Cellular receptor for XMRV?

J

JerryH

Guest
So, I was poking around on the DeRisi lab website http://derisilab.ucsf.edu and came across a paper they published as a followup to finding XMRV in prostate cancer:

An infectious retrovirus susceptible to an IFN antiviral pathway from human prostate tumors.
Dong B, Kim S, Hong S, Das Gupta J, Malathi K, Klein EA, Ganem D, DeRisi JL, Chow SA, Silverman RH

http://derisilab.ucsf.edu/pdfs/Dong_PNAS07.pdf

A sentence from the paper caught my eye, "Furthermore, we have affirmed that the likely receptor, xenotropic and polytropic retrovirus receptor 1 (XPR1), is required for XMRV infection, and we have determined the first integration sites of XMRV in human genomic DNA isolated from tumor-bearing prostatic tissue, thus validating that humans have been infected with this virus."

So, I searched for information on XPR1, and came across the following http://www.uniprot.org/uniprot/Q9UBH6 :

"Tissue specificity: Widely expressed. Detected in spleen, lymph node, thymus, leukocytes, bone marrow, heart, kidney, pancreas and skeletal muscle."

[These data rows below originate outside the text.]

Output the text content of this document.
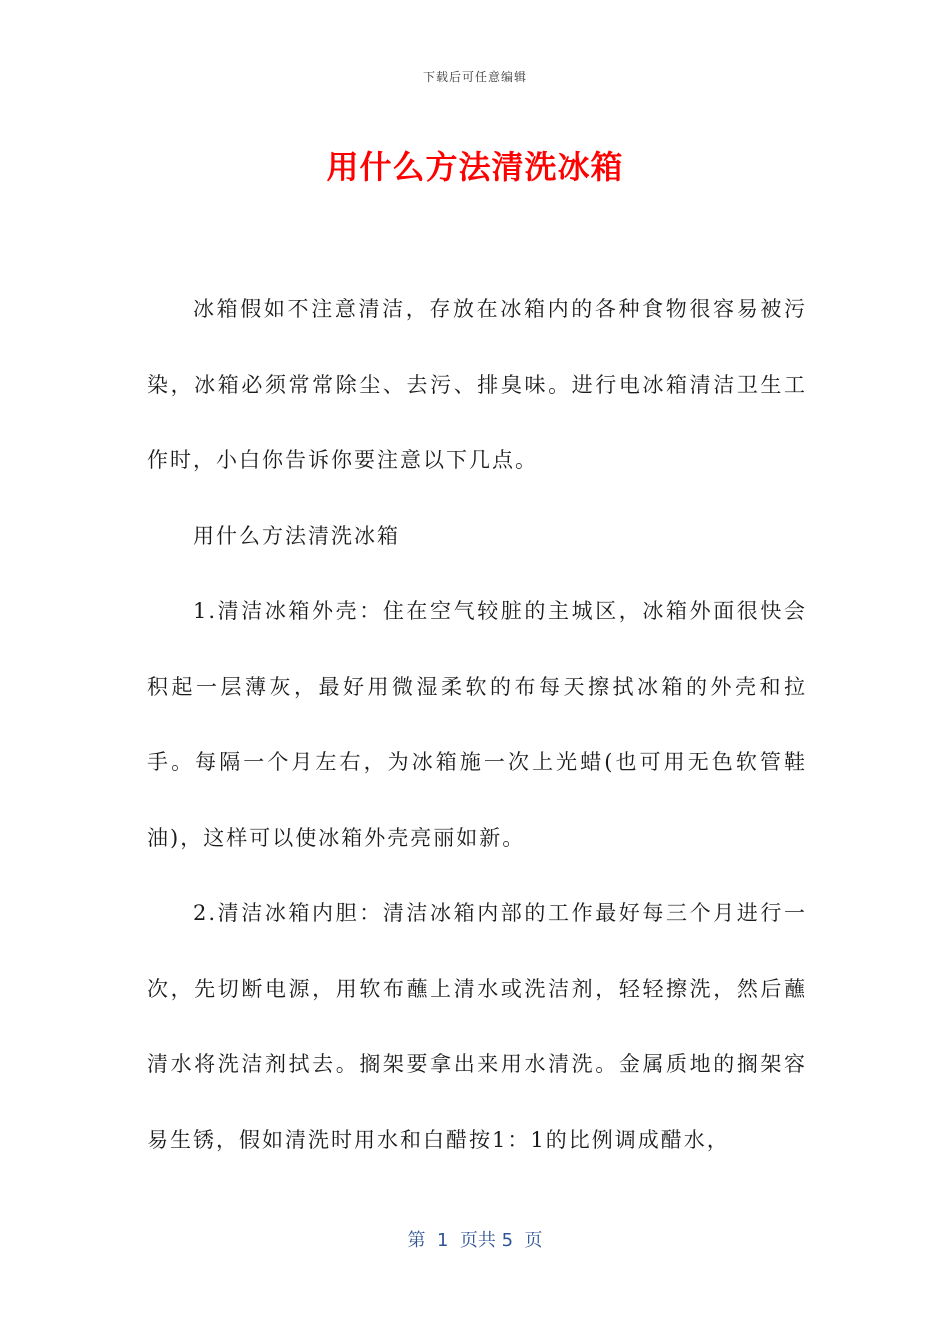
下载后可任意编辑
用什么方法清洗冰箱

冰箱假如不注意清洁，存放在冰箱内的各种食物很容易被污染，冰箱必须常常除尘、去污、排臭味。进行电冰箱清洁卫生工作时，小白你告诉你要注意以下几点。

用什么方法清洗冰箱

1.清洁冰箱外壳：住在空气较脏的主城区，冰箱外面很快会积起一层薄灰，最好用微湿柔软的布每天擦拭冰箱的外壳和拉手。每隔一个月左右，为冰箱施一次上光蜡(也可用无色软管鞋油)，这样可以使冰箱外壳亮丽如新。

2.清洁冰箱内胆：清洁冰箱内部的工作最好每三个月进行一次，先切断电源，用软布蘸上清水或洗洁剂，轻轻擦洗，然后蘸清水将洗洁剂拭去。搁架要拿出来用水清洗。金属质地的搁架容易生锈，假如清洗时用水和白醋按1：1的比例调成醋水，

第  1  页共 5  页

Apparently, these are the types of cells that can be easily infected with XMRV. A cell requires the XPR1 receptor in order to get infected, and these cells have it.

An effective treatment for XMRV might be something that blocks this receptor, preventing or limiting infection of new cells.

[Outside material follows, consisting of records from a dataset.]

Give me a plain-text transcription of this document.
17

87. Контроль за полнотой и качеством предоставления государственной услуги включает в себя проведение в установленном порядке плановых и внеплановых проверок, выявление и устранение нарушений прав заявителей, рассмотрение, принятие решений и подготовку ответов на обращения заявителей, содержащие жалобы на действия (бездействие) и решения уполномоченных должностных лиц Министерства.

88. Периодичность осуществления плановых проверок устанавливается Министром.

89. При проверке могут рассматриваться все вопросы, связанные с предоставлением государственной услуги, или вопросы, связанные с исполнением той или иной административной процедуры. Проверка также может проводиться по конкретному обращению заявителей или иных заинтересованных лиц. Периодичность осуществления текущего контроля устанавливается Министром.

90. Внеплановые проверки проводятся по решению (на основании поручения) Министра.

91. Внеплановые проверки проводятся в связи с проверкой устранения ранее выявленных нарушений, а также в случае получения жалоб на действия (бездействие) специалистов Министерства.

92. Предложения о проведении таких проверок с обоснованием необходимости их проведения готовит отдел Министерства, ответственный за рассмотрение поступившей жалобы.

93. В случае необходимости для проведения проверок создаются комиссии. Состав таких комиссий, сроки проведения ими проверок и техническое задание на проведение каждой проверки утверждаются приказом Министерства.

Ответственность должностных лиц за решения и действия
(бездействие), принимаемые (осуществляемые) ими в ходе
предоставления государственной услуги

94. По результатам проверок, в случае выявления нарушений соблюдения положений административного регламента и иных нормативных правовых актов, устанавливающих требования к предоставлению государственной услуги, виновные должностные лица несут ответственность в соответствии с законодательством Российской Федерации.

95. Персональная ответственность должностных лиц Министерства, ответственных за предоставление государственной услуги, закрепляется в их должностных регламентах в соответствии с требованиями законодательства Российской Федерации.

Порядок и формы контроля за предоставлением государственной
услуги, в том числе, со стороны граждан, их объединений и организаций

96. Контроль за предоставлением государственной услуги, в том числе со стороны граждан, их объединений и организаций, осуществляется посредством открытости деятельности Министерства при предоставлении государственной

I know almost nothing about virology, etc. so may have this all completely wrong.
 

jenbooks

Guest
Messages
1,270
You could develop a drug to bind preferentially to this receptor or one to duwnregulate it's activity but only if it's redundant (it's task can be filled by other similar receptors) or fairly unimportant to physiology. I don't know enough myself to say more than that. Perhaps better is to find something the virus itself would bind to instead, the way e. Coli bacteria in the bladder bind to the mannose in cranberry instead of the mucosal lining.
 
C

cold_taste_of_tears

Guest
Thanks for the info JerryH.

Would this explain B Cells getting infected with XMRV?
(B cells are manufactured in bone marrow before moving to the spleen).
I ask as Judy M said something about T & B Cells getting zapped with XMRV.

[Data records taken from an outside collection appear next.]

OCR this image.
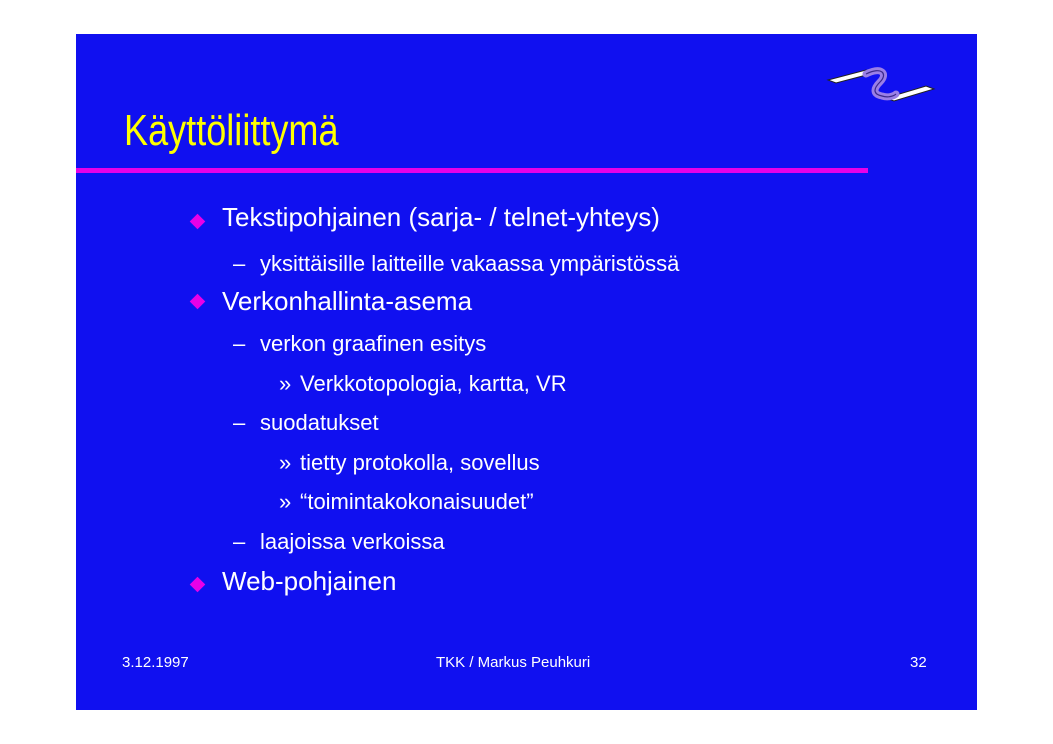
Käyttöliittymä
Tekstipohjainen (sarja- / telnet-yhteys)
– yksittäisille laitteille vakaassa ympäristössä
Verkonhallinta-asema
– verkon graafinen esitys
» Verkkotopologia, kartta, VR
– suodatukset
» tietty protokolla, sovellus
» “toimintakokonaisuudet”
– laajoissa verkoissa
Web-pohjainen
3.12.1997	TKK / Markus Peuhkuri	32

Could stem cells also be infected with XMRV? (Stem cells can be found in bone marrow). If so, wouldn't we be created as XMRV+ babies? Born XMRV+? If our mums have this infection?
 

ramakentesh

Senior Member
Messages
534
To my mind its to early to say whether XMRV - assuming it is proven to be the primary causal mechanism behind the varying presentations of CFS - uses cell infection as its primary pathological mechanism. Retroviruses could also result in chronic inflammation, could cause epigenetic changes to the DNA that governs immuno and autonomic control (HIV has been found to make a number of epigenetic changes to the DNA of sufferers), and a whole host of other possibilities.